La violenza e il maschile. Abbattere gli stereotipi di genere cominciando dai più piccoli

Il rapporto tra violenza e maschile, questo il tema che è stato affrontato durante il convegno tenutosi all’Università degli Studi di Bergamo giovedì 28 febbraio e venerdì 1 marzo da un gruppo di docenti, esponenti di associazioni e studiosi tra i quali Cristiana Ottaviano, organizzatrice della tavola rotonda e docente di sociologia della cultura all’Università di Bergamo.

La violenza è infatti legata al maschile come stereotipo dominante, come dimostrato da diversi esempi esposti nel corso del convegno. Un primo aspetto che è stato esaminato è quello che parte dal concetto di spazio pubblico e spazio privato. Rachele Borghi, docente alla Sorbona di Parigi, ha messo in luce come non tutti gli individui all’interno dello spazio pubblico abbiano gli stessi diritti. Coloro che rappresentano lo stereotipo dominante di maschile e femminile, inteso come uomo e donna bianchi eterosessuali, avrà infatti meno possibilità di essere discriminato e di venire accettato all’interno dello spazio pubblico e in particolare in certi luoghi e contesti.

Al contrario, chi non rientra in tale categoria, come omosessuali, gender, persone di colore o appartenenti a minoranze etniche, per fare alcuni esempi, rischia di venire discriminato o contestato in quanto presenta caratteri diversi rispetto a quelli comunemente accettati. Lo spazio, quindi, lungi dall’essere neutro, ricrea rapporti di potere. Un esempio molto semplice riportato dalla studiosa è quello del bagno pubblico, che proprio in quanto diviso in due sezioni, uno per gli uomini e l’altro per le donne, esclude tutti coloro che non si riconoscono in questa dicotomia. Ciò è tipico proprio dei concetti occidentali dominanti, i quali non considerano in questo caso tutti gli intervalli esistenti tra l’essere uomo e l’essere donna.

Ma la violenza è legata al maschile anche sotto altri aspetti e la si ritrova ad esempio nel concetto di nazionalismo e più tardi in quello di fascismo. Se pensiamo all’Inno di Mameli, il sentimento patriottico e la nazione stessa assumono proprio connotazioni maschili. La maschilità sta nell’uomo che combatte per la nazione, mentre l’elemento femminile è presente ma solo con un valore allegorico. Anche il fascismo più tardi esalterà i valori maschili come la forza fisica e il valore dimostrato in guerra. Del resto, anche nella politica dei nostri giorni si usano stereotipi maschilisti per rappresentare il potere e anche il proprio partito, come nel caso della Lega Nord di Bossi.

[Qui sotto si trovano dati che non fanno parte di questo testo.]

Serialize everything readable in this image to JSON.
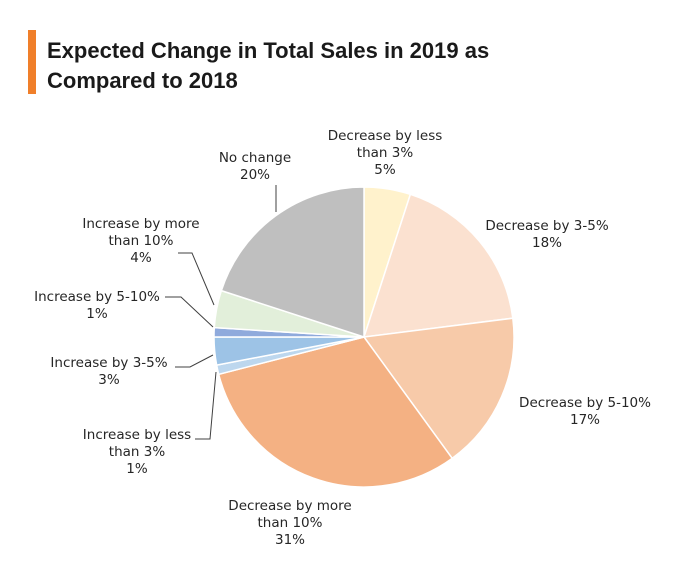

Uno studio recente, condotto dalla dottoressa Elisa Bellé dell’Università di Trento, ha messo in luce come all’interno del partito leghista, gli uomini delegittimavano il potere delle donne anche quando queste ultime avrebbero dovuto ricoprire lo stesso ruolo dei colleghi maschi. Questo avveniva spesso tramite battute sessuali fuori luogo che toglievano credibilità alle militanti. La debolezza delle donne e la violenza del potere maschile si evincevano anche dal fatto che esse non replicavano anche quando visibilmente infastidite dall’atteggiamento dei militanti uomini.

I comportamenti che abbiamo esposto rischiano quindi, proprio perché discriminanti, di legittimare come conseguenza la violenza nei confronti delle donne, di coloro che non si riconoscono nello stereotipo dominante e delle minoranze in quanto più deboli. Ripartire dall’abbattimento degli stereotipi di genere e da una diversa educazione cominciando proprio dai più piccoli sarebbe il modo migliore per far sì che le violenze di ogni tipo, verbali, fisiche, psicologiche, vengano annientate.